Control of channel size for selective guest inclusion with inlaid anionic building blocks in a porous cationic metal-organic host framework.

Step by step: By attaching anionic building blocks of variable bulk to a cationic metal-organic framework, stepwise channel-size adjustment of the resulting porous three-dimensional host framework is achieved (see picture). This method is a new and viable approach for materials with predesigned nanopores for application in molecular recognition and selective guest inclusion.Through the introduction of perfluorocarboxylates as counteranions that line the inner surface of each channel in a host cationic metal-organic open framework, stepwise channel-size control has been realized, resulting in wide guest compatibility for {Ag(L)(CF(3)CO(2))}(6)6 G (1 supersetG; G=guest, L=ligand), selective guest recognition for {Ag(L)(C(2)F(5)CO(2))}(6)4 G' (2 supersetG'), and a lack of inclusion behavior for {Ag(L)(C(3)F(7)CO(2))}(6) (3; G and G' represent the same or different guest molecules).

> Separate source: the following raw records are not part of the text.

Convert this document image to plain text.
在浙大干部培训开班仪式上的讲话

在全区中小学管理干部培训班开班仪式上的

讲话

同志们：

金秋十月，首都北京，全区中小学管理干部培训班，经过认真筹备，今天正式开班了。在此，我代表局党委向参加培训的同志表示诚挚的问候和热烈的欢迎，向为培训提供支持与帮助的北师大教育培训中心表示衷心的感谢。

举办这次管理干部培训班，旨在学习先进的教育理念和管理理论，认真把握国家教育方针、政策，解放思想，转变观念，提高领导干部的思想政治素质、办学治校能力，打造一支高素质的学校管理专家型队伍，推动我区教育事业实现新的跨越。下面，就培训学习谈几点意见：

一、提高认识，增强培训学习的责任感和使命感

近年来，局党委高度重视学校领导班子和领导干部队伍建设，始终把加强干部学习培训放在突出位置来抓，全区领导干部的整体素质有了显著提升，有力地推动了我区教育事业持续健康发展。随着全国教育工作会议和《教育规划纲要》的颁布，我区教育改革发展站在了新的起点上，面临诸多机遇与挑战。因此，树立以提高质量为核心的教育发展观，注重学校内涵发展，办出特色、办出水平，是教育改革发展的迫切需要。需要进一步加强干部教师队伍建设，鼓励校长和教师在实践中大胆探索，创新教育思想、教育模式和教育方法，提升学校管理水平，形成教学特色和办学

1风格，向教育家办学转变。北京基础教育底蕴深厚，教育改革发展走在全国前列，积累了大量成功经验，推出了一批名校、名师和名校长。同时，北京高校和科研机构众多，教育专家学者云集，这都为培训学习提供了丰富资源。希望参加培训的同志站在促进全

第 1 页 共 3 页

The cationic frameworks in 1-3 are constructed from the linkage of hexameric inorganic-organic hybrid macrocycles through multiple argentophilic interaction plus pi-pi interactions between pyridyl rings and carbonyl-carbonyl interactions, to which corresponding counteranions are attached. With different anions as intrachannel arms, similar frameworks in complexes 1 supersetG, 2 supersetG', and 3 exhibit percentages of guest-accessible voids of approximately 30-35, 25, and 18 % for 1-3, respectively. The highly flexible framework 1 in 1 supersetG contains stretchable channels with up to 21.7 % effective-volume change of the solvent-accessible void for inclusion of various guest species in the series of solvates 1 a-m. The pair of complexes 1 supersetG and Ag(L)(CF(3)CO(2)) (4), and likewise the pair 2 supersetG' and Ag(L)(C(2)F(5)CO(2)) (5), are interconvertible through distinct controllable processes.